Input Specification:

Each input file contains one test case. For each case, the first line contains the address of the first node, a positive N (≤105) which is the total number of nodes, and a positive K (≤N) which is the length of the sublist to be reversed. The address of a node is a 5-digit nonnegative integer, and NULL is represented by -1.

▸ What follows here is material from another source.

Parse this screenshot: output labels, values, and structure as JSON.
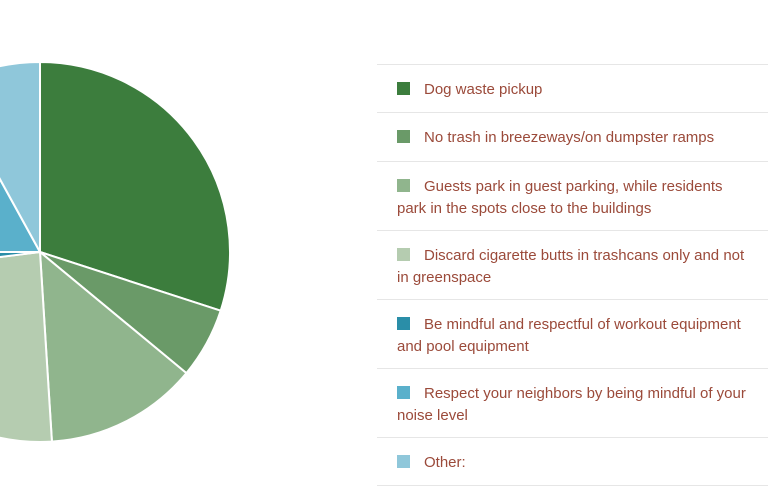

Then N lines follow, each describes a node in the format:

Address Data Next

where Address is the position of the node, Data is an integer, and Next is the position of the next node.

Output Specification:

For each case, output the resulting ordered linked list. Each node occupies a line, and is printed in the same format as in the input.

Sample Input:

00100 6 4
00000 4 99999
00100 1 12309
68237 6 -1
33218 3 00000
99999 5 68237
12309 2 33218

Sample Output`:`

00000 4 33218
33218 3 12309
12309 2 00100
00100 1 99999
99999 5 68237
68237 6 -1

简述：将给定链表按所给K值，每K个反转，最后不满足K个的不反转。

思路：1）将链表按每K个分割成小链表；

2）每个小链表反转；

3）将小链表连接起来，并将剩余的接上。

特别考虑：当K=1时，链表不变。K=N时，整体反转。

输入的节点中可能有部分不在链表上。

反思：将小链表连接起来时存在逻辑错误，导致链表并没有连起来。

/*此题本不难
  奈何愁三载 
  缘由我很菜
  前进向前看*/
#include<stdio.h>
#define MAXSIZE 100001
struct LNode {
	int Data;
	int Next;
};
int Reverse(struct LNode* Array, int K ,int Firstaddress ,int Number);
void PRT(struct LNode* Array, int Firstaddress);
int TrueNumber(struct LNode* Array, int Firstaddress);
int main() {
	/*将输入存入结构体数组中*/
	int Firstaddress, Number, K;
	int Address, Data, Next;
	scanf("%d %d %d", &Firstaddress, &Number, &K);
	struct LNode Array[MAXSIZE];
	for (int i = 0; i < Number; i++) {
		scanf("%d %d %d", &Address, &Data, &Next);
		Array[Address].Data = Data;
		Array[Address].Next = Next;
	}
	Number =  TrueNumber(Array,Firstaddress);/*除去多余的节点，返回链表真正的个数*/
	if(K<=Number&&K>1){
		Firstaddress = Reverse(Array, K, Firstaddress, Number);
	}
	PRT(Array, Firstaddress);
	return 0;
}
int Reverse(struct LNode* Array, int K,int Firstaddress ,int Number) {
	int Old_head, New_head, Temp;/*反转时需要*/ 
	int last_first;/*记录上一个循环最后一个点*/
	int last_first_label;/*第一次循环不需要*/ 
	Old_head = Firstaddress;
	New_head = -1;
	last_first_label = -1;
	for (int i = 0; i < Number / K; i++) {
		int j = 0;
		New_head = -1;
		/*以下实现反转*/
		while (j < K&&Old_head!=-1) {
			if (j == 0) last_first = Old_head;/*标记这个循环下的最后一个节点*/
			Temp = Array[Old_head].Next;
			Array[Old_head].Next = New_head;
			New_head = Old_head;
			Old_head = Temp;
			j++;
		}
		if (i == 0) Firstaddress = New_head;/*首地址*/
		if (last_first_label != -1) {
			Array[last_first_label].Next = New_head;
		}
		last_first_label=last_first;
	}/*结束时Old_head指向下一个节点*/
	if (Old_head == -1) return Firstaddress;/*此时节点个数正好被K整除*/
	else {/*将剩下节点直接接在顺序之后*/
		Array[last_first].Next = Old_head;
		return Firstaddress;
	}
}
void PRT(struct LNode* Array, int Firstaddress) {
	int address;
	address = Firstaddress;
	while (Array[address].Next!=-1) {
		printf("%05d %d %05d\n",address,Array[address].Data,Array[address].Next);
		address = Array[address].Next;
	}
	printf("%05d %d %d", address, Array[address].Data, Array[address].Next);
}
int TrueNumber(struct LNode* Array, int Firstaddress){
	int cnt = 0;
	int address;
	address = Firstaddress;
	while(address!=-1){
		address=Array[address].Next;
		cnt++;
	}
	return cnt;
}